Das bewirke zum einen, dass sich eine gewisse mechanische Routine beim Tippen der sich irgendwann wiederholenden Code-Strukturen einstelle, so Abramov. Zum anderen gewinne er so eine Vertrautheit mit der Programmiersprache, die es irgendwann ermögliche, „den for-Loop einfach hinzuschreiben, ohne groß zu überlegen, wie das geht“. Nach Bearbeitung von etwa 200 bis 300 solcher Programmier-Challenges stelle sich dann der Effekt ein, dass es eigentlich keine Aufgaben mehr gäbe, die ihn wirklich überraschten, schildert Abramov auf Twitter. Vielleicht gehe es dann im Einzelnen darum, Münzen innerhalb eines Arrays zu sortieren, anstelle von Gegenständen, die in einen Rucksack gepackt werden müssen, oder um negative Zahlen anstelle von positiven, am Ende sei das zugrundeliegende Prinzip aber dasselbe. Im Job selbst verfolgt Abramov offenbar einen ganzen ähnlichen Ansatz. Im selben Thread gibt er ganz offen zu: „Ich schreibe Crappy Code ohne jede Scham.“ 100 Iterationen später würde dann schon etwas Vernünftiges dabei herauskommen. Seit er sich von dem Gedanken verabschiedet habe, auf Anhieb perfekten Code liefern zu wollen, sei er sehr viel produktiver.

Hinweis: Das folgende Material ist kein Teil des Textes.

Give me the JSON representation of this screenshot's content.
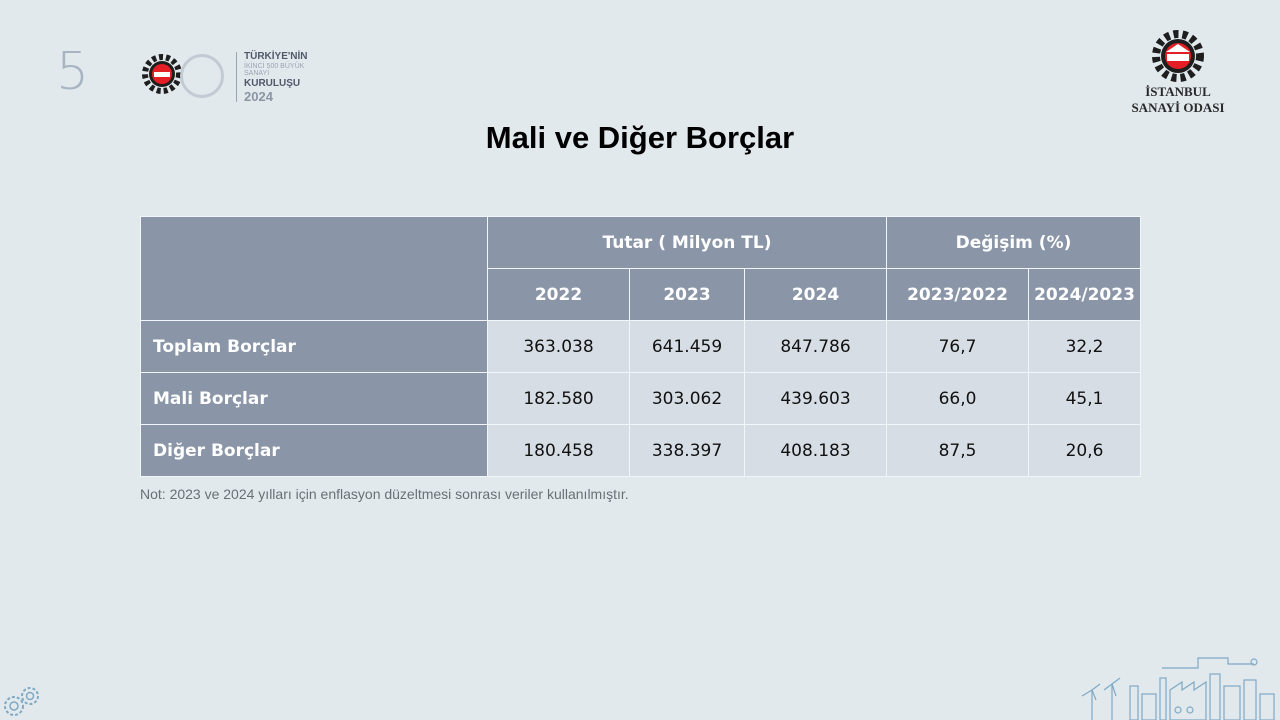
{
  "logo500": {
    "number": "5",
    "line1": "TÜRKİYE'NİN",
    "line2": "İKİNCİ 500 BÜYÜK SANAYİ",
    "line3": "KURULUŞU",
    "year": "2024"
  },
  "iso_logo": {
    "name_line1": "İSTANBUL",
    "name_line2": "SANAYİ ODASI"
  },
  "title": "Mali ve Diğer Borçlar",
  "table": {
    "group_header_amount": "Tutar ( Milyon TL)",
    "group_header_change": "Değişim (%)",
    "columns": [
      "2022",
      "2023",
      "2024",
      "2023/2022",
      "2024/2023"
    ],
    "rows": [
      {
        "label": "Toplam Borçlar",
        "values": [
          "363.038",
          "641.459",
          "847.786",
          "76,7",
          "32,2"
        ]
      },
      {
        "label": "Mali Borçlar",
        "values": [
          "182.580",
          "303.062",
          "439.603",
          "66,0",
          "45,1"
        ]
      },
      {
        "label": "Diğer Borçlar",
        "values": [
          "180.458",
          "338.397",
          "408.183",
          "87,5",
          "20,6"
        ]
      }
    ]
  },
  "note": "Not: 2023 ve 2024 yılları için enflasyon düzeltmesi sonrası veriler kullanılmıştır.",
  "colors": {
    "background": "#e2e9ed",
    "header_fill": "#8a96a8",
    "cell_fill": "#d6dde4",
    "iso_red": "#e31e24"
  }
}
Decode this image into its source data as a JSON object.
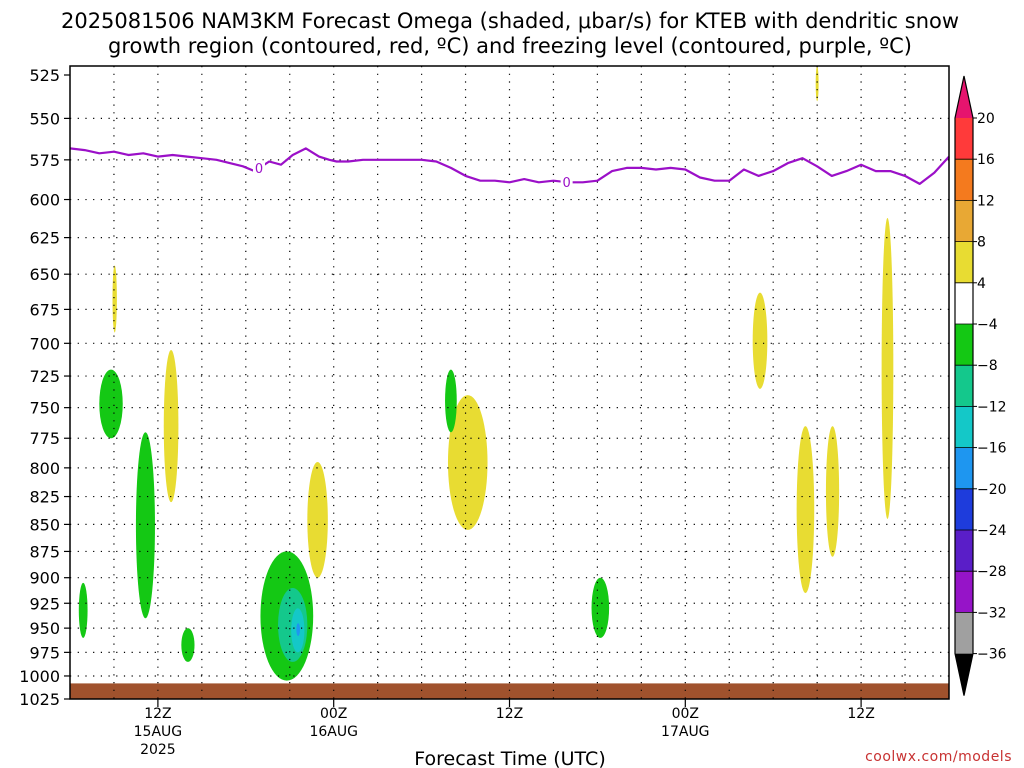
{
  "chart_data": {
    "type": "heatmap",
    "title": "2025081506 NAM3KM Forecast Omega (shaded, μbar/s) for KTEB with dendritic snow",
    "subtitle": "growth region (contoured, red, ºC) and freezing level (contoured, purple, ºC)",
    "xlabel": "Forecast Time (UTC)",
    "ylabel": "",
    "credit": "coolwx.com/models",
    "y_scale": "log-pressure",
    "y_inverted": true,
    "ylim_hPa": [
      1025,
      525
    ],
    "yticks": [
      525,
      550,
      575,
      600,
      625,
      650,
      675,
      700,
      725,
      750,
      775,
      800,
      825,
      850,
      875,
      900,
      925,
      950,
      975,
      1000,
      1025
    ],
    "xlim_hours_since_init": [
      0,
      60
    ],
    "x_ticks": [
      {
        "hour": 6,
        "l1": "12Z",
        "l2": "15AUG",
        "l3": "2025"
      },
      {
        "hour": 18,
        "l1": "00Z",
        "l2": "16AUG",
        "l3": ""
      },
      {
        "hour": 30,
        "l1": "12Z",
        "l2": "",
        "l3": ""
      },
      {
        "hour": 42,
        "l1": "00Z",
        "l2": "17AUG",
        "l3": ""
      },
      {
        "hour": 54,
        "l1": "12Z",
        "l2": "",
        "l3": ""
      }
    ],
    "grid": true,
    "colorbar": {
      "labels": [
        "20",
        "16",
        "12",
        "8",
        "4",
        "−4",
        "−8",
        "−12",
        "−16",
        "−20",
        "−24",
        "−28",
        "−32",
        "−36"
      ],
      "colors": [
        "#ff3a3a",
        "#f47a1e",
        "#e8a834",
        "#e8dc32",
        "#ffffff",
        "#14c814",
        "#14c88c",
        "#14c8c8",
        "#1e96f0",
        "#1e3cdc",
        "#5a1ec8",
        "#9614c8",
        "#a0a0a0"
      ],
      "top_color": "#e6146e",
      "bottom_color": "#000000"
    },
    "freezing_level": {
      "label": "0",
      "color": "#9b10c8",
      "hours": [
        0,
        1,
        2,
        3,
        4,
        5,
        6,
        7,
        8,
        9,
        10,
        10.9,
        11.8,
        12.6,
        13.6,
        14.4,
        15.2,
        16.1,
        17,
        17.7,
        18.2,
        19,
        20,
        21,
        22,
        23,
        24,
        25,
        26,
        27,
        28,
        29,
        30,
        31,
        32,
        33,
        34,
        35,
        36,
        37,
        38,
        39,
        40,
        41,
        42,
        43,
        44,
        45,
        46,
        47,
        48,
        49,
        50,
        51,
        52,
        53,
        54,
        55,
        56,
        57,
        58,
        59,
        60
      ],
      "hPa": [
        568,
        569,
        571,
        570,
        572,
        571,
        573,
        572,
        573,
        574,
        575,
        577,
        579,
        582,
        576,
        578,
        572,
        568,
        573,
        575,
        576,
        576,
        575,
        575,
        575,
        575,
        575,
        576,
        580,
        585,
        588,
        588,
        589,
        587,
        589,
        588,
        589,
        589,
        588,
        582,
        580,
        580,
        581,
        580,
        581,
        586,
        588,
        588,
        581,
        585,
        582,
        577,
        574,
        579,
        585,
        582,
        578,
        582,
        582,
        585,
        590,
        583,
        573
      ],
      "label_at_hours": [
        12.9,
        33.9
      ]
    },
    "omega_regions": [
      {
        "value_class": "4 to 8",
        "color": "#e8dc32",
        "hours": [
          2.9,
          3.2
        ],
        "hPa": [
          644,
          692
        ]
      },
      {
        "value_class": "4 to 8",
        "color": "#e8dc32",
        "hours": [
          6.4,
          7.4
        ],
        "hPa": [
          705,
          830
        ]
      },
      {
        "value_class": "4 to 8",
        "color": "#e8dc32",
        "hours": [
          16.2,
          17.6
        ],
        "hPa": [
          795,
          900
        ]
      },
      {
        "value_class": "4 to 8",
        "color": "#e8dc32",
        "hours": [
          25.8,
          28.5
        ],
        "hPa": [
          740,
          855
        ]
      },
      {
        "value_class": "4 to 8",
        "color": "#e8dc32",
        "hours": [
          46.6,
          47.6
        ],
        "hPa": [
          663,
          735
        ]
      },
      {
        "value_class": "4 to 8",
        "color": "#e8dc32",
        "hours": [
          49.6,
          50.8
        ],
        "hPa": [
          765,
          915
        ]
      },
      {
        "value_class": "4 to 8",
        "color": "#e8dc32",
        "hours": [
          51.6,
          52.5
        ],
        "hPa": [
          765,
          880
        ]
      },
      {
        "value_class": "4 to 8",
        "color": "#e8dc32",
        "hours": [
          55.4,
          56.2
        ],
        "hPa": [
          612,
          845
        ]
      },
      {
        "value_class": "4 to 8",
        "color": "#e8dc32",
        "hours": [
          50.9,
          51.1
        ],
        "hPa": [
          520,
          540
        ]
      },
      {
        "value_class": "-4 to -8",
        "color": "#14c814",
        "hours": [
          2.0,
          3.6
        ],
        "hPa": [
          720,
          775
        ]
      },
      {
        "value_class": "-4 to -8",
        "color": "#14c814",
        "hours": [
          4.5,
          5.8
        ],
        "hPa": [
          770,
          940
        ]
      },
      {
        "value_class": "-4 to -8",
        "color": "#14c814",
        "hours": [
          0.6,
          1.2
        ],
        "hPa": [
          905,
          960
        ]
      },
      {
        "value_class": "-4 to -8",
        "color": "#14c814",
        "hours": [
          7.6,
          8.5
        ],
        "hPa": [
          950,
          985
        ]
      },
      {
        "value_class": "-4 to -8",
        "color": "#14c814",
        "hours": [
          13.0,
          16.6
        ],
        "hPa": [
          875,
          1005
        ]
      },
      {
        "value_class": "-4 to -8",
        "color": "#14c814",
        "hours": [
          25.6,
          26.4
        ],
        "hPa": [
          720,
          770
        ]
      },
      {
        "value_class": "-4 to -8",
        "color": "#14c814",
        "hours": [
          35.6,
          36.8
        ],
        "hPa": [
          900,
          960
        ]
      },
      {
        "value_class": "-8 to -12",
        "color": "#14c88c",
        "hours": [
          14.2,
          16.2
        ],
        "hPa": [
          910,
          985
        ]
      },
      {
        "value_class": "-12 to -16",
        "color": "#14c8c8",
        "hours": [
          15.1,
          16.0
        ],
        "hPa": [
          930,
          975
        ]
      },
      {
        "value_class": "-16 to -20",
        "color": "#1e96f0",
        "hours": [
          15.45,
          15.7
        ],
        "hPa": [
          945,
          958
        ]
      }
    ],
    "terrain": {
      "color": "#a0522d",
      "top_hPa": 1008
    }
  }
}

Das sagt der Bildungsexperte
André Niedostadek ist Professor für Wirtschafts-, Arbeits- und Sozialrecht an der Hochschule Harz in Halberstadt; er weiß, welche Rolle die Fähigkeit zum Finden einer geeigneten Strategie beim Lernen spielt. Programmieren sei eine Tätigkeit, bei der sowohl Kreativität, logisches Denkvermögen und eine gewisse Vertrautheit mit der betreffenden Programmiersprache gefordert seien. Es sei zwar richtig, dass, wer eigenständig zur Lösung eines Problems finde, gar keine andere Wahl habe, als eine Fragestellung in Gänze zu durchdringen. Abramov schreibt in seinem Thread, um eine Aufgabe, deren Lösung ihm nicht sofort einfiele, zu vollenden, würde er ansonsten locker zwei bis drei Stunden benötigen. Zeit, die er zum Großteil damit verbringen würde, auf den Bildschirm zu starren und nachzudenken.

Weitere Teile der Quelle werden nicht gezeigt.